D’un point de vue général, on trouve des particularités qui reposent sur l’insertion d’un songe dans une intrigue musicale, et notamment dans celle de la pastorale dramatique. Plus cet élément est développé, moins le songe contribue au corps dramatique de l’oeuvre. Il joue alors sur l’allégorie, comme c’est le cas dans Armide. La tragédie musicale offre aux compositeurs un certain cadre qui semble fixé pour le songe au plus tard depuis Atys, et qui permet à Lully de jouer dans Armide sur les éléments allégoriques et leur mise en valeur.

Ce mariage explique peut-être une observation déjà faite par Lionel de la Laurencie il y a 100 ans. Il note que le sommeil d’Ulysse « s’inspire évidemment du sommeil de Renaud dans l’Armide de Lully ; mais Desmarets possède une énergie concentrée, une vigueur soutenue, que n’a pas toujours le Florentin » (Laurentie 1929, 1368). Il semble que la remarque de Brenet, reprise par Laurencie, à l’effet que Saintonge et Desmarets se soient inspirés du songe d’Armide (Brenet 1883, 314 ; cité dans Laurentie 1929, 1368), pourrait être nuancée sur ce point[17].
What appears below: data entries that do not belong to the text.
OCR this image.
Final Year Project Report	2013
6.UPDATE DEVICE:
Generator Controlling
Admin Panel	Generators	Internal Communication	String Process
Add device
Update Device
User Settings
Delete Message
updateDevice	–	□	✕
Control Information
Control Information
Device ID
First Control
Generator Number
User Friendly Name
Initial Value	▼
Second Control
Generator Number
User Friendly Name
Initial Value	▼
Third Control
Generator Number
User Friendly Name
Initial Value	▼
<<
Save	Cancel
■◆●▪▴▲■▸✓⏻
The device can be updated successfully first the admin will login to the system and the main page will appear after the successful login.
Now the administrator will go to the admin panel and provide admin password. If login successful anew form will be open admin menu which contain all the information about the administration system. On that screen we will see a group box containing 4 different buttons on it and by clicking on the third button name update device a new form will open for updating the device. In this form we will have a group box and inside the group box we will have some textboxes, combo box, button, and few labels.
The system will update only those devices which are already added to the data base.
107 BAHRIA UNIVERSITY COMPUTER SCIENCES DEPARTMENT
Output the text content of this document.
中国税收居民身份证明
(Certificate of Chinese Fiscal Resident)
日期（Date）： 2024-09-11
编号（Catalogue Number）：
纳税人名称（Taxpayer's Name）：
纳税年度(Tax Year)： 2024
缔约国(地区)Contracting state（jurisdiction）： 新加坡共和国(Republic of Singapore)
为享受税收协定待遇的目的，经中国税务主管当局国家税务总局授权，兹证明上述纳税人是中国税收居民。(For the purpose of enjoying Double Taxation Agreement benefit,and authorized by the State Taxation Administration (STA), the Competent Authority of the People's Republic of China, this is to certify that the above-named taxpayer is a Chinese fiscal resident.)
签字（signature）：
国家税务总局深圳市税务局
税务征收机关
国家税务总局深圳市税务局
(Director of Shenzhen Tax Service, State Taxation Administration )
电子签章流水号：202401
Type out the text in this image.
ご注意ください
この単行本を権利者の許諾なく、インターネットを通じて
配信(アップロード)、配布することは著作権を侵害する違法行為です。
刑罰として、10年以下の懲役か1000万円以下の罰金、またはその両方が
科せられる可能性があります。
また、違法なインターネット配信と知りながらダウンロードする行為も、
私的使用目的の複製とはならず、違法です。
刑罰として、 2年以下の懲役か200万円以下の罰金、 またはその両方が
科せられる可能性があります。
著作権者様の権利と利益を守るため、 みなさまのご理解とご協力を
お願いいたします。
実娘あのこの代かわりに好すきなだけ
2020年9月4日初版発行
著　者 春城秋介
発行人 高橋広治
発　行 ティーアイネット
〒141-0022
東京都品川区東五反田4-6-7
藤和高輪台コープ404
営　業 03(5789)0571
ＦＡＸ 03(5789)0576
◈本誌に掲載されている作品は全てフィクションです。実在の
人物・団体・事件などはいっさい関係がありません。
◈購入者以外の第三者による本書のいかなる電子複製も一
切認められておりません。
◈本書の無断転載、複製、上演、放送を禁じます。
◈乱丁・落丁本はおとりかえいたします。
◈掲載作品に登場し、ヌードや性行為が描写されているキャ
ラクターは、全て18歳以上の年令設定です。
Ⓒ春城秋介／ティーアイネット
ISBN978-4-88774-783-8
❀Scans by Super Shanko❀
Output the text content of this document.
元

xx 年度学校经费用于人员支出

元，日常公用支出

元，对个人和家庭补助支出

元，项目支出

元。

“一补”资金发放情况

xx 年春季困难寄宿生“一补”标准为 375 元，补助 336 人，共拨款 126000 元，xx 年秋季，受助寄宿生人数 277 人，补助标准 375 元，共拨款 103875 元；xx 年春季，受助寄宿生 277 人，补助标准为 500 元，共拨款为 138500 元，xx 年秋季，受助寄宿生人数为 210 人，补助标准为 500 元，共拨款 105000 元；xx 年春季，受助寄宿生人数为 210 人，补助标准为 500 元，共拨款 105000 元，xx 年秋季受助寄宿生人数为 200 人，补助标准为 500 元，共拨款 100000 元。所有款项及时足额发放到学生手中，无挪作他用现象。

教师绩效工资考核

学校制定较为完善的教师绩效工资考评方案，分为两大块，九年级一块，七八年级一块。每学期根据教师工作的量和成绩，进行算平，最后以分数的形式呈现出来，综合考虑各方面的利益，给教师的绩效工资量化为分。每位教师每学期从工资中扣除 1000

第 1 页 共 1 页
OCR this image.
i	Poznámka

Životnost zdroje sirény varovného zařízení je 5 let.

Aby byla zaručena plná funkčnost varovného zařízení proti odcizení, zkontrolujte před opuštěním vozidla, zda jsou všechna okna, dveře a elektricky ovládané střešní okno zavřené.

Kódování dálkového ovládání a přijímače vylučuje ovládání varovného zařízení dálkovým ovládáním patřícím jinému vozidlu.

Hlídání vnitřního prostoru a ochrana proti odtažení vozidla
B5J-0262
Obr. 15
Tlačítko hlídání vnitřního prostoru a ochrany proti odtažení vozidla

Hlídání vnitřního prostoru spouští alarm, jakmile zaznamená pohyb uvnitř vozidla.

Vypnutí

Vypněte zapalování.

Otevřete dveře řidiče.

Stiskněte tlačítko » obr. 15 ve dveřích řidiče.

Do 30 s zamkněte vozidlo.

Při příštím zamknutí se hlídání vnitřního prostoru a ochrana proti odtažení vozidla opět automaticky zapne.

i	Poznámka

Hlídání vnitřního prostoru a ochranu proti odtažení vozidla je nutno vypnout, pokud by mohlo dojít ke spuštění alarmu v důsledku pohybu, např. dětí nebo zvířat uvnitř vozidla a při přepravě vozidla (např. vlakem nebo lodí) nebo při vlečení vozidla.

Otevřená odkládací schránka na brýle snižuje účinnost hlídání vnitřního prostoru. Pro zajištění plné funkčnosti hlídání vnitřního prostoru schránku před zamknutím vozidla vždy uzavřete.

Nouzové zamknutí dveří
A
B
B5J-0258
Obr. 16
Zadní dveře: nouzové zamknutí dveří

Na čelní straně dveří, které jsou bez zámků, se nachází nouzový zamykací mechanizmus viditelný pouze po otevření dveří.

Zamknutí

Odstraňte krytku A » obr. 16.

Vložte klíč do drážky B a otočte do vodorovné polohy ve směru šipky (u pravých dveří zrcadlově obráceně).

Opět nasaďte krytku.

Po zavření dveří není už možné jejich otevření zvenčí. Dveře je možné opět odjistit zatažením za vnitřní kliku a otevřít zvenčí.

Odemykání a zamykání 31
Si cet article comprend une réflexion littéraire, il repose toutefois notamment sur une étude pluridisciplinaire du songe dans trois tragédies en musique. L’étude se fonde sur l’examen de leurs livrets et de la mise en musique des songes. Même si cela semble être une évidence, on ne peut pas assez souligner le constat de Françoise Escande : « l’étude d’un livret de tragédie lyrique ne saurait donc en définitive être isolée de celle de la musique » (2013, 28). Évidemment, la remarque est vraie aussi dans l’autre sens.

Sur le plan musical, l’analyse des trois songes dans les oeuvres de Lully et de Desmarets confirme et affine les propos de Wood qui relevait les éléments suivants pour montrer comment le travail de Desmarets se distingue de celui de son modèle Lully : le développement orchestral du récitatif accompagné, l’utilisation de rythmes obsessionnels, un goût prononcé pour les registres graves, et l’innovation que représente l’insertion d’oracles et d’esprits dans la tragédie lyrique (Wood 2001).

Au regard de ces faits, le traitement du songe chez Saintonge et Desmarets s’intègre dans un développement plus général qui concerne l’ensemble de l’opéra français. Dans la deuxième moitié du xviiie siècle, Marmontel proposera une réécriture de Quinault dans le but d’adapter le modèle de l’opéra italien à la tragédie lyrique française ; on passe alors d’une « dramaturgie de situations » à une « peinture de caractères » (Dratwicki 2007, 128). Avec Circé, on est encore loin de ces changements profonds. L’aspect psychologique ajouté dans les oeuvres de tradition homérique (comme le présente justement Circé) l’annonce pourtant.